Mellish mixed two lines of Ikea cabinets — Akurum and Varde — to achieve a clean, polished look at minimal cost. (Cabinets range from $159 to $349.) • For the $3,500 poured-concrete island countertop, Mellish relied on the handiwork of Greg Emore of Geronimo in Northern Liberties, who swirled in a blue color and made it fit the unusual 13-foot curvilinear island that Mellish designed and built herself. • The modern halogen spot pendant light fixture on a monorail ($1,200) is from Arch Street Lighting in Old City. “I wanted to match the shape of the island,” says Mellish. “It had to be flexible to the curve. All of my fixtures are halogen. They’re more expensive, but more efficient. My electric bill is only $30 a month.” • Mellish selected a $700 stainless steel Elkay Gourmet sink. “I chose it for its wide drain board,” she confesses. “I do dishes every day; I only use my dishwasher about twice a year.” • Mellish borrowed the concept of the curved wall from architect Frank Gehry, covering it in stainless steel to add texture and interest to her space. The custom-cut piece plus the sheet that conceals the base of the island cost $1,600 and are from Rigidized Metals in Buffalo, New York.

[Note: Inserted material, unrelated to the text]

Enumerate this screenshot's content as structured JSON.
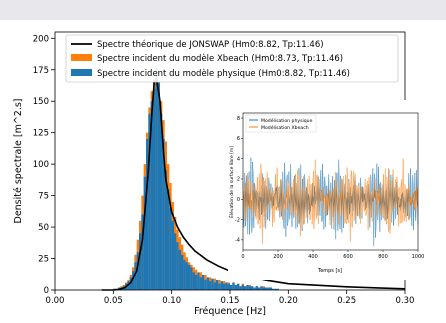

The mid-century Heywood-Wakefield dining set and buffet belonged to Mellish’s parents. “So they didn’t cost me anything,” she says. • Mellish completed the bamboo floor ($4.66 per square foot from FastFloors.com in Florida) last October, making up for the price by laying it down herself. She also installed radiant heating underneath the entire living space, because “It’s very clean, there’s no air blowing around, it gives off even heat, and it’s less expensive. My heating bill’s only $200 a month.” • Mellish didn’t want any drywall in her loft, so she borrowed an idea from Dwell and covered her walls and ceiling in plywood — mahogany for the walls, birch for the ceiling. It took 200 sheets, costing upwards of $10,000, and the result is visually stunning. “I did most of the work myself,” she admits. “I oiled every piece twice on the exposed side, and each piece is surface-screwed. It’s a lot more expensive than doing drywall, but it looks better. A lot of what I did is not what people normally do,” she adds. “‘Hey, you want to screw plywood to the wall?’”

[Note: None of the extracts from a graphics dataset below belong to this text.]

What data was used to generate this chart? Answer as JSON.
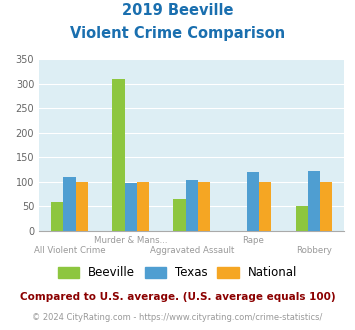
{
  "title_line1": "2019 Beeville",
  "title_line2": "Violent Crime Comparison",
  "title_color": "#1a6faf",
  "beeville": [
    60,
    310,
    65,
    0,
    50
  ],
  "texas": [
    110,
    97,
    105,
    120,
    122
  ],
  "national": [
    100,
    100,
    100,
    100,
    100
  ],
  "beeville_color": "#8dc63f",
  "texas_color": "#4f9ed1",
  "national_color": "#f5a623",
  "ylim": [
    0,
    350
  ],
  "yticks": [
    0,
    50,
    100,
    150,
    200,
    250,
    300,
    350
  ],
  "bg_color": "#ddeef4",
  "top_labels": [
    "",
    "Murder & Mans...",
    "",
    "Rape",
    ""
  ],
  "bot_labels": [
    "All Violent Crime",
    "",
    "Aggravated Assault",
    "",
    "Robbery"
  ],
  "footnote1": "Compared to U.S. average. (U.S. average equals 100)",
  "footnote2": "© 2024 CityRating.com - https://www.cityrating.com/crime-statistics/",
  "footnote1_color": "#8b0000",
  "footnote2_color": "#999999",
  "footnote2_link_color": "#4f9ed1",
  "legend_labels": [
    "Beeville",
    "Texas",
    "National"
  ]
}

The rounded corner in the bedroom — yet another tribute to Frank Gehry — acts as a floating headboard for the bed. “I did it out of practicality more than anything,” says Mellish. “It hides the vent pipe.” • There are 23 nine-and-a-half-foot-high windows in the loft, and Mellish crafted shutters from leftover plywood and insulating plastic. • She hung solar panel shades (around $160 each) from the Smith & Noble catalog in 19 of the windows to help insulate and block damaging UV rays, and ordered custom marble sills from Marble Works on Washington Avenue for each window, at a total cost of $3,000. “The windows are cheap vinyl, and leak air and water no matter how much caulking I do,” she explains. “I chose marble for the sills because it’s impervious to all of the elements.”
The tub was salvaged from a mental hospital. Mellish built — and tiled — a short wall at one end, to act as a headboard, in order to have something to mount the faucet on. • For floors in the “wet” areas — kitchen, bathroom and laundry/dressing room, totaling 900 square feet — Mellish chose 16-inch tiles of India slate, which she got at a contractor’s discount of $2.60 per square foot from Dal-Tile on Washington Avenue. “It’s low-maintenance and hugely economical.”